Building the one-of-a-kind facility involved the collaboration and technical expertise of several Solvay engineering teams in both Europe and North America. The new process for creating this product was first conceived and theorized at the Solvay engineering headquarters near Brussels, Belgium, and then successfully tested in the lab at the Solvay plant in Tavaux, France.

The current phase of the facility, which was completed under budget with no lost time injuries, cost approximately $26 million, Ron Hughes, senior vice president and general manager of the Green River plant, told POWER.

“Two operators have been assigned to run the plant,” Hughes said. “Maintenance of the equipment has been assigned to the existing Green River maintenance force until it is clear what, or if any, additional maintenance needs will be required. The Green River Engineering department managed the project construction.”

The new facility required an air quality permit that was issued by the state Department of Environmental Quality (DEQ). Although the process was not particularly complicated, Hughes said that “it did require a significant amount of time.”

“The application was submitted in February 2008, and the permit was issued September 2008. This is a reasonable time to acquire a permit of this complexity. The Wyoming DEQ worked closely with us and even allowed us to review and make some changes to the permit prior to it being put out for the 30-day public comment period required before permit approval. No public comments were raised, so the permit was approved, allowing Solvay to proceed with construction.”

Technical Challenges Faced During the Plant’s Construction

Challenges during plant construction included constraints on the facility’s footprint and the fact that equipment required to process the waste materials forced the design upward rather than outward.

“The biggest technical challenge in the construction of the S300 plant was the delivery and installation of the largest vessel—the crystallizer—as one piece,” Hughes said. “The crystallizer vessel that is almost 60 feet long, 18 foot, 6 inches in diameter, and weighs almost 100 tons was fabricated in Salt Lake City, which is 150 miles away. The crystallizer was transported as one piece to the site, which took three days of transit time on a special heavy haul truck over a circuitous route to avoid passing under any highway overpasses (Figure 5). Once on site, two cranes were required to lift the vessel off the transit truck and then carefully lift the vessel vertically before it was swung into position.”

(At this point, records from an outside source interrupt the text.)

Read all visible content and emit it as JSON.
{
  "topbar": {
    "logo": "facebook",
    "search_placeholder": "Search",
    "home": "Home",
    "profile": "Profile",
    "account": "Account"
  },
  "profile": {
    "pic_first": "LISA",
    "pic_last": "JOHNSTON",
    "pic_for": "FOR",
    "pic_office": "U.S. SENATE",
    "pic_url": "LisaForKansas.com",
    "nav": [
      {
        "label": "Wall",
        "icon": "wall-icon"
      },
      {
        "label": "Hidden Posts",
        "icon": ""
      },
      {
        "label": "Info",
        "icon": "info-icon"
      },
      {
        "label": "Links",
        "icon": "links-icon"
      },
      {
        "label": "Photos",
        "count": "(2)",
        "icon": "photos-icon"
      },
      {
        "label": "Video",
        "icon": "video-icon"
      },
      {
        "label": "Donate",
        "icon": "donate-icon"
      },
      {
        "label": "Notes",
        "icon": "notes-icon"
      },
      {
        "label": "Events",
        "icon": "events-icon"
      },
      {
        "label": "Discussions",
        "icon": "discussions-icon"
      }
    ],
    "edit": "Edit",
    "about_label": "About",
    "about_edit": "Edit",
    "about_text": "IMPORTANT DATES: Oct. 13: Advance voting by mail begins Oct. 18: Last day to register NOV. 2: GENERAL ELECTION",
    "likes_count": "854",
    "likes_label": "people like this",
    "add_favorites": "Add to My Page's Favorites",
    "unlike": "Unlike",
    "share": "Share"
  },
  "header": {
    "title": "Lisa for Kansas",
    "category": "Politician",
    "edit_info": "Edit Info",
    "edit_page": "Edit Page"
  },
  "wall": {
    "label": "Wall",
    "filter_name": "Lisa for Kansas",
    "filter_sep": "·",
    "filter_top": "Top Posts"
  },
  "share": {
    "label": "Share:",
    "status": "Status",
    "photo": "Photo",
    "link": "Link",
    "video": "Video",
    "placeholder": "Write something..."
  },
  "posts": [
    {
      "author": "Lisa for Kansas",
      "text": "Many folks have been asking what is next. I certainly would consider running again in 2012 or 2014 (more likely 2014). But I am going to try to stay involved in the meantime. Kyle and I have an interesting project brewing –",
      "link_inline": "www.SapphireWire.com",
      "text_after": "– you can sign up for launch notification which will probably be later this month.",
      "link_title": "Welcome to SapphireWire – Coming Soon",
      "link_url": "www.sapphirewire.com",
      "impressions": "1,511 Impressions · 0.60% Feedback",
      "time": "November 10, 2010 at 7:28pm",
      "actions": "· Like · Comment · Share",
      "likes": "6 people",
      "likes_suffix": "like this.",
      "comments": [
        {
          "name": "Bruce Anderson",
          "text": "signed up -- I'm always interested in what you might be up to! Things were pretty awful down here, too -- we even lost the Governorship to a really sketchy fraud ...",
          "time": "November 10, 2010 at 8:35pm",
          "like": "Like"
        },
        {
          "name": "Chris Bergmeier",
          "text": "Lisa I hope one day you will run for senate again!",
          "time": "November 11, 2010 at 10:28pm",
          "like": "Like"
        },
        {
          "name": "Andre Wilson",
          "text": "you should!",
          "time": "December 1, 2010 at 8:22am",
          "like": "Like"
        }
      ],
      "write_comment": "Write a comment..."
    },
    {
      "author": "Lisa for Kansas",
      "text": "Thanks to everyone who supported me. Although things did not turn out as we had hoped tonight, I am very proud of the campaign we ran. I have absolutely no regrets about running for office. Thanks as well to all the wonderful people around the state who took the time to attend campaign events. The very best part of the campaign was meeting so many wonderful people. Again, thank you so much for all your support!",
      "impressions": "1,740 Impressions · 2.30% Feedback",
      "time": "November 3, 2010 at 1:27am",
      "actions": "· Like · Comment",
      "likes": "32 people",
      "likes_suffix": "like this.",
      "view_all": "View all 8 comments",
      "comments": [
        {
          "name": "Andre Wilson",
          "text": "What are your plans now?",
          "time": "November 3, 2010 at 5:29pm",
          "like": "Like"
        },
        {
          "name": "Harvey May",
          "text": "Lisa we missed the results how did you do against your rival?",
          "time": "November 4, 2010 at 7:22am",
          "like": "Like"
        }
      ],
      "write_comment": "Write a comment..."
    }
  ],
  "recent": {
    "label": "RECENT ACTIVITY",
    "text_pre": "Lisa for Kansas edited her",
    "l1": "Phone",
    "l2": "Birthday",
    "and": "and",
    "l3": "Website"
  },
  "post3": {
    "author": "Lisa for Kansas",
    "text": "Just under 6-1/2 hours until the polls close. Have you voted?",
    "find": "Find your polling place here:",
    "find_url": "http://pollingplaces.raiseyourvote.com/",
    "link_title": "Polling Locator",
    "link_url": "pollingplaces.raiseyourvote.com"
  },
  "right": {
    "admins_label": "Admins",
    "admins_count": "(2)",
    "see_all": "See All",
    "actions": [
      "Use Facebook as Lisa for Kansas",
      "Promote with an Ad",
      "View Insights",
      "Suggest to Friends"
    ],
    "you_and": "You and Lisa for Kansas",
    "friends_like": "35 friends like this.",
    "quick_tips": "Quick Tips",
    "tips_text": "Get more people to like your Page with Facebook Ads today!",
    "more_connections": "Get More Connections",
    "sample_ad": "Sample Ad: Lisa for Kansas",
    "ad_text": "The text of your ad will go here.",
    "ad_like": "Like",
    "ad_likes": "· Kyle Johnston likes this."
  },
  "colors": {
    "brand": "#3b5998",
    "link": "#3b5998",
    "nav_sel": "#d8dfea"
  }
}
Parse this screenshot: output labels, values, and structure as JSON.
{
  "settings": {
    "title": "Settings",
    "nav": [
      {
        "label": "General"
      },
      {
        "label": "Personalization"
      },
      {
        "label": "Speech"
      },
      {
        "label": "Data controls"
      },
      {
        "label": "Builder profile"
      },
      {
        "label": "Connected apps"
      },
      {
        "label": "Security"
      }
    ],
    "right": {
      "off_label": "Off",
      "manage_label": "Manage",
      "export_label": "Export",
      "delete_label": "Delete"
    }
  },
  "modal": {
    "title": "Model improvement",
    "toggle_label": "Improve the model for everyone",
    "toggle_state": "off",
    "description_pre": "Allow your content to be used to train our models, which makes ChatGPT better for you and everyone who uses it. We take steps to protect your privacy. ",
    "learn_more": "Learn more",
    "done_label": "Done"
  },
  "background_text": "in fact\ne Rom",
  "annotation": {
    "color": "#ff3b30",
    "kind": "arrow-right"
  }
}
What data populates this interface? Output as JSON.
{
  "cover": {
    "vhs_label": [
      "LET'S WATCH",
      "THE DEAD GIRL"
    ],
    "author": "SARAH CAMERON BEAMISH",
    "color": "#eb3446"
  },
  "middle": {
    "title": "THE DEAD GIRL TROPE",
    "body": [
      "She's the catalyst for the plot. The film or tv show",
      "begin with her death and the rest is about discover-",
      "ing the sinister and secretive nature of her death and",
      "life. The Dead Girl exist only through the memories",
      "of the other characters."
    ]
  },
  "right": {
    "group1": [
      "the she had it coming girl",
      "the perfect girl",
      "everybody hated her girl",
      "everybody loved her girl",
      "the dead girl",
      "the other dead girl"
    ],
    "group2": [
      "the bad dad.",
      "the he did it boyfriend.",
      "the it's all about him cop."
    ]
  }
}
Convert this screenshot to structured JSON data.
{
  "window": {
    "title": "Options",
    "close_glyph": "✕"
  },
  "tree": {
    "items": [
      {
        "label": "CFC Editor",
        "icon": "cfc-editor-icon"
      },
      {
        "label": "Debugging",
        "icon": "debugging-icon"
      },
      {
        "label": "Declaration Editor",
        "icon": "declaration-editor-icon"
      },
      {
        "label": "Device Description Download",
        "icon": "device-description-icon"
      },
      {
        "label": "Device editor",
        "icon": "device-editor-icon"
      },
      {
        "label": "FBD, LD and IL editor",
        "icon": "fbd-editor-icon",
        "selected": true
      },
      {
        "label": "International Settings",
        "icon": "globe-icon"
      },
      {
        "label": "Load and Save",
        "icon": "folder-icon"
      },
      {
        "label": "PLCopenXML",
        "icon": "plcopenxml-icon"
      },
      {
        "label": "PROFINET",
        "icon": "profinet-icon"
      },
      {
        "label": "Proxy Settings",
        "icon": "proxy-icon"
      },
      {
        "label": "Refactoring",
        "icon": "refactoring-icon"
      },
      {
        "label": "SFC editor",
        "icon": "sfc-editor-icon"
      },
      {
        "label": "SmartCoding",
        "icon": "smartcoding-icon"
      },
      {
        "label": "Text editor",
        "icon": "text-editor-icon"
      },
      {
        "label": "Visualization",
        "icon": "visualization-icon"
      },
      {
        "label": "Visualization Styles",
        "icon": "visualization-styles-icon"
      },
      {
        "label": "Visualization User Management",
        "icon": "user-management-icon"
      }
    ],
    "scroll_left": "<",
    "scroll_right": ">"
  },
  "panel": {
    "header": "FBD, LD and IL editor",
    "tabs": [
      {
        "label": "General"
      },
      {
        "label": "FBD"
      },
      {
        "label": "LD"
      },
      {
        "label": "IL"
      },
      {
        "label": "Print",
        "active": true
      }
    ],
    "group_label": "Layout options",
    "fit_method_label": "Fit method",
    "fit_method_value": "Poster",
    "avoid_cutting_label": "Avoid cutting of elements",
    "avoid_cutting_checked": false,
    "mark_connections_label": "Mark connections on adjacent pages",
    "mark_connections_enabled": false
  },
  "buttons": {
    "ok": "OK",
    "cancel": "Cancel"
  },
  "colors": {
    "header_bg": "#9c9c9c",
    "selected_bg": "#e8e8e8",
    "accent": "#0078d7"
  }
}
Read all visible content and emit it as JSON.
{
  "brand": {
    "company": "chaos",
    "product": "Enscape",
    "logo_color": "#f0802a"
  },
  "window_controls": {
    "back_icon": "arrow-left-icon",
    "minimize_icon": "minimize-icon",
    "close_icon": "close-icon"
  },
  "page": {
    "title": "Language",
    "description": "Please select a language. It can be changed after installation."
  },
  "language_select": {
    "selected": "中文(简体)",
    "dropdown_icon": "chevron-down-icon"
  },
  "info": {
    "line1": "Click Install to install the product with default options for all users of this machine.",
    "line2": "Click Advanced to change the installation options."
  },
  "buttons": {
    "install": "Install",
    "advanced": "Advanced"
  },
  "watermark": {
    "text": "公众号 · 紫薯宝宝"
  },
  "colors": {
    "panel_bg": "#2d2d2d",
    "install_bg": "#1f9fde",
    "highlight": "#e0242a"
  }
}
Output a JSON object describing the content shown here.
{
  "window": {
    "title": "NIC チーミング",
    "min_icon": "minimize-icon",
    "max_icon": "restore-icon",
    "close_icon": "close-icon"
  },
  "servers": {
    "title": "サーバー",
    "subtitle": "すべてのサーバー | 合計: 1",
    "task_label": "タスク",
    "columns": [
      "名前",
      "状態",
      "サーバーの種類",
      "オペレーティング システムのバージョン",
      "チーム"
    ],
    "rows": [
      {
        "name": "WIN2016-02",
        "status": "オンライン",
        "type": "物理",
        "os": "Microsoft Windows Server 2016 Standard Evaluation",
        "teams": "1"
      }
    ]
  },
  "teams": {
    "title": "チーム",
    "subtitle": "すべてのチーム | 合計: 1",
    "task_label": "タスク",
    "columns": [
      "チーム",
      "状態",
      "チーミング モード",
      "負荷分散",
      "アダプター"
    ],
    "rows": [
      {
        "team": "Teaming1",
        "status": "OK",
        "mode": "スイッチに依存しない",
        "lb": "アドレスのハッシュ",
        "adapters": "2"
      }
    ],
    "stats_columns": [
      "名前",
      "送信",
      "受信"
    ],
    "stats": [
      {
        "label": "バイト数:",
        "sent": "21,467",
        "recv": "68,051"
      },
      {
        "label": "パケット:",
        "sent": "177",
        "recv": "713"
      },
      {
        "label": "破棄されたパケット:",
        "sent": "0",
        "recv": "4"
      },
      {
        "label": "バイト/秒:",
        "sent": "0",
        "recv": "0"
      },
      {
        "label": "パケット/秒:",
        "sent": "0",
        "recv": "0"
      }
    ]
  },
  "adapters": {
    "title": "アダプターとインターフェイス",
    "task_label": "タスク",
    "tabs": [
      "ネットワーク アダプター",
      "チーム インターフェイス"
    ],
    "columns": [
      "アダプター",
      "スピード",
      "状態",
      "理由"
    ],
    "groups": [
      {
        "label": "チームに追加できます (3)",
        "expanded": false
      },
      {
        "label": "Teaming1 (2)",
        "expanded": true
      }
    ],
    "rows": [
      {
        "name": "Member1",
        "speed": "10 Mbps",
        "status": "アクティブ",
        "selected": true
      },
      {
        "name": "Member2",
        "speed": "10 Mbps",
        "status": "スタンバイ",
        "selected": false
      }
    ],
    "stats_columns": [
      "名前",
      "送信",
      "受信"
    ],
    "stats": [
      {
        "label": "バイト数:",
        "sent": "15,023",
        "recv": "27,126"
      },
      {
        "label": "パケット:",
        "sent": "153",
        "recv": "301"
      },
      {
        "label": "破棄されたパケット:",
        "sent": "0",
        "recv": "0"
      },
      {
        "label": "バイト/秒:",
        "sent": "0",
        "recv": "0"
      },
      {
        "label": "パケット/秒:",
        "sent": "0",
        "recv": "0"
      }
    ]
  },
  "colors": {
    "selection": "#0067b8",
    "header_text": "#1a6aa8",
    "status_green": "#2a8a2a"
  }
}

5. Economical reclamation process. This diagram shows the patent-pending process for manufacturing SOLVAir Select 300. The innovative process remanufactures a waste stream by economically recovering sodium carbonate and transforming it into a market-grade sodium bicarbonate product used to control air emissions. Source: Solvay Chemicals Inc.

The construction team also faced challenges in erecting a building that is almost 200 feet tall, 40 feet wide, and 100 feet long, in part because strong winds last fall made it difficult to install siding on such tall building. In addition, the site is adjacent to an operating chemical plant, which greatly limited crane access from only one side.

Future Expansion Plans

Hughes said Solvay Chemicals intends to expand the S300 manufacturing facility in the future. “The facility was designed and sized with the prospects of an expansion that would double the capacity,” he said. “The timing of the expansion will be driven by the developing demand for the product.”

—Contributed by Angela Neville, JD, POWER’s senior editor.